Mark Sublette’s Medicine Man Gallery opens a museum dedicated to the work of legendary Western painter Maynard Dixon and Native American art.
The Maynard Dixon and Native American Art Museum is now open in the Tucson Catalina Foothills at the corner of Sunrise Drive and Kolb Road. The Maynard Dixon Museum has long been a feature of Mark Sublette’s Medicine Man Gallery but now has a dedicated space for expanded display of the collection. Mark and Kathleen Sublette have amassed the largest collection of drawings, sketches, oil paintings, hand-written poems, letters, and ephemera related to legendary Western artist Maynard Dixon (1875-1946). Also, an impressive world-class collection of Native American jewelry, pottery, baskets, kachinas, weavings, artifacts, and other crafts are featured in the new museum.
The new space additionally contains a beautiful gallery featuring rotating exhibits of contemporary Western Art available for purchase. The opening exhibition in the gallery, Those Who Follow, showcases work made by 14 artists who have been directly inspired by the work of Maynard Dixon, including a monumental Arizona landscape by Dennis Ziemienski, a brand new oil by G. Russell Case titled Hidden Away, as well as paintings by Amery Bohling, Tony Abeyta, John Moyers, Terri Kelly Moyers, and others. Those Who Follow is on view through November 29, followed by Dixon/Ziemienski: The Illustrators, opening December 6 featuring two of the greatest commercial illustrators ever to live: Maynard Dixon and Dennis Ziemienski.
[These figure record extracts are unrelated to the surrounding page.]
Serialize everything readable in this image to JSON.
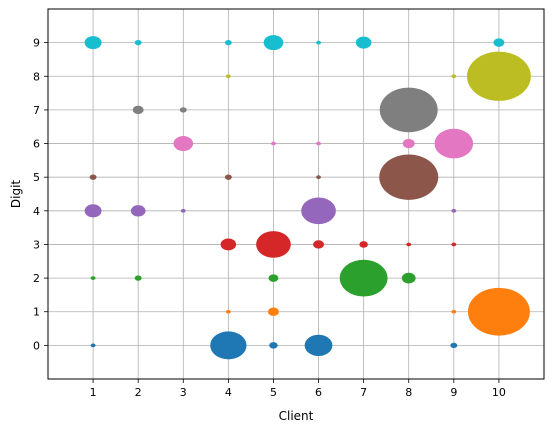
{
  "chart_data": {
    "type": "scatter",
    "title": "",
    "xlabel": "Client",
    "ylabel": "Digit",
    "xlim": [
      0,
      11
    ],
    "ylim": [
      -1,
      10
    ],
    "x_ticks": [
      1,
      2,
      3,
      4,
      5,
      6,
      7,
      8,
      9,
      10
    ],
    "y_ticks": [
      0,
      1,
      2,
      3,
      4,
      5,
      6,
      7,
      8,
      9
    ],
    "grid": true,
    "size_encoding": "marker area proportional to sample count",
    "series": [
      {
        "digit": 0,
        "color": "#1f77b4",
        "points": [
          {
            "x": 1,
            "size": 1
          },
          {
            "x": 4,
            "size": 55
          },
          {
            "x": 5,
            "size": 3
          },
          {
            "x": 6,
            "size": 32
          },
          {
            "x": 9,
            "size": 2
          }
        ]
      },
      {
        "digit": 1,
        "color": "#ff7f0e",
        "points": [
          {
            "x": 4,
            "size": 1
          },
          {
            "x": 5,
            "size": 5
          },
          {
            "x": 9,
            "size": 1
          },
          {
            "x": 10,
            "size": 160
          }
        ]
      },
      {
        "digit": 2,
        "color": "#2ca02c",
        "points": [
          {
            "x": 1,
            "size": 1
          },
          {
            "x": 2,
            "size": 2
          },
          {
            "x": 5,
            "size": 4
          },
          {
            "x": 7,
            "size": 95
          },
          {
            "x": 8,
            "size": 8
          }
        ]
      },
      {
        "digit": 3,
        "color": "#d62728",
        "points": [
          {
            "x": 4,
            "size": 10
          },
          {
            "x": 5,
            "size": 50
          },
          {
            "x": 6,
            "size": 5
          },
          {
            "x": 7,
            "size": 3
          },
          {
            "x": 8,
            "size": 1
          },
          {
            "x": 9,
            "size": 1
          }
        ]
      },
      {
        "digit": 4,
        "color": "#9467bd",
        "points": [
          {
            "x": 1,
            "size": 12
          },
          {
            "x": 2,
            "size": 9
          },
          {
            "x": 3,
            "size": 1
          },
          {
            "x": 6,
            "size": 50
          },
          {
            "x": 9,
            "size": 1
          }
        ]
      },
      {
        "digit": 5,
        "color": "#8c564b",
        "points": [
          {
            "x": 1,
            "size": 2
          },
          {
            "x": 4,
            "size": 2
          },
          {
            "x": 6,
            "size": 1
          },
          {
            "x": 8,
            "size": 145
          }
        ]
      },
      {
        "digit": 6,
        "color": "#e377c2",
        "points": [
          {
            "x": 3,
            "size": 16
          },
          {
            "x": 5,
            "size": 1
          },
          {
            "x": 6,
            "size": 1
          },
          {
            "x": 8,
            "size": 6
          },
          {
            "x": 9,
            "size": 62
          }
        ]
      },
      {
        "digit": 7,
        "color": "#7f7f7f",
        "points": [
          {
            "x": 2,
            "size": 5
          },
          {
            "x": 3,
            "size": 2
          },
          {
            "x": 8,
            "size": 140
          }
        ]
      },
      {
        "digit": 8,
        "color": "#bcbd22",
        "points": [
          {
            "x": 4,
            "size": 1
          },
          {
            "x": 9,
            "size": 1
          },
          {
            "x": 10,
            "size": 170
          }
        ]
      },
      {
        "digit": 9,
        "color": "#17becf",
        "points": [
          {
            "x": 1,
            "size": 12
          },
          {
            "x": 2,
            "size": 2
          },
          {
            "x": 4,
            "size": 2
          },
          {
            "x": 5,
            "size": 16
          },
          {
            "x": 6,
            "size": 1
          },
          {
            "x": 7,
            "size": 10
          },
          {
            "x": 10,
            "size": 5
          }
        ]
      }
    ]
  }
}
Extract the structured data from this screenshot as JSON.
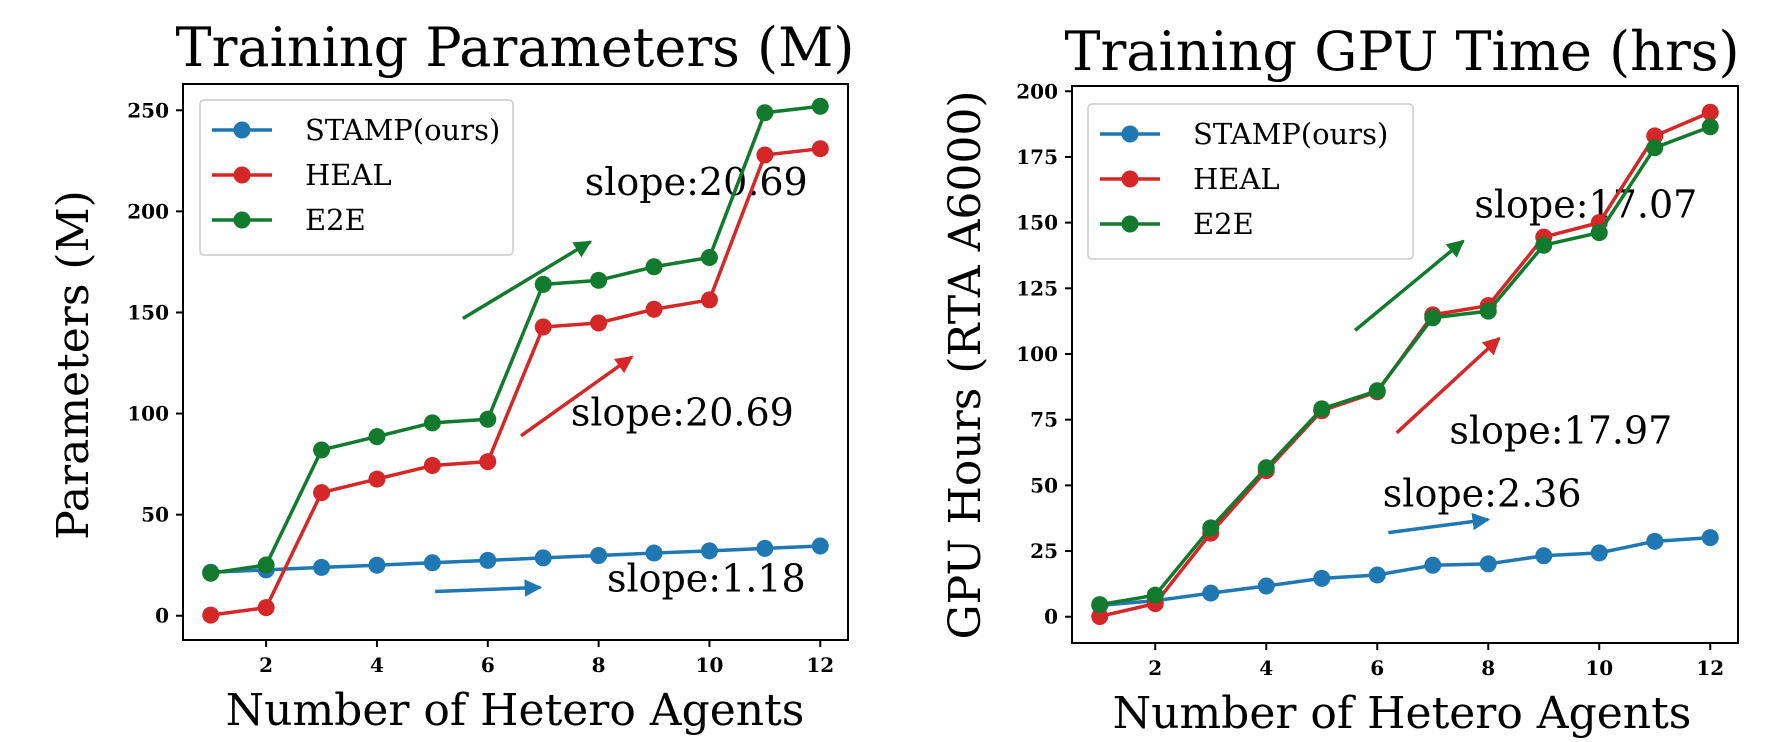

Maynard Dixon was a noted illustrator, landscape, and mural painter of the early 20th-century American West, especially the desert, Indians, early settlers, and cowboys. He was the first painter of the American West to bring a modernist aesthetic to his grand Arizona, New Mexico, and Nevada landscapes. Combining elements of cubism, color field, abstraction, and traditional landscape in one canvas, his works link the historic West with the Modern Industrial Age. The Maynard Dixon and Native American Art Museum is proud to have on loan until August 2025 an absolute Maynard Dixon masterpiece: Wild Horses of Nevada, 1927. This large 44×50 oil on canvas painting depicts a bird’s eye view of a team of wild horses painted in an array of blues, reds, and browns, cutting across the bottom third. The mesa at the top of the composition shows Dixon’s cubist approach to depicting the Western landscape. The painting won a silver medal at the 1928 Pacific Southwest Exposition in Long Beach and was exhibited extensively throughout the United States in the following years. It has been included in most major exhibitions of Maynard Dixon’s work recently, including the Nevada Museum of Art and the Scottsdale Museum of the West.
Highlights of the Native American art displays at the museum include masterpiece pots by the greatest Puebloan family of potters, Maria and Julian Martinez, their son Popovi Da, and grandson, Tony Da. The collection houses Tony Da’s first art pottery, which he made when he was still a teenager, as well as exquisite pots made at the top of his creative prowess. There is a large collection of Navajo and Zuni jewelry, and a unique collection of Hawaiian artifacts.
The Maynard Dixon and Native American Art Museum is open Monday through Friday, 10:00 am to 5:00 pm. Admission is $12 for adults, $10 for seniors, $6 for students, and children and military with ID are free. There is also a year membership for $40.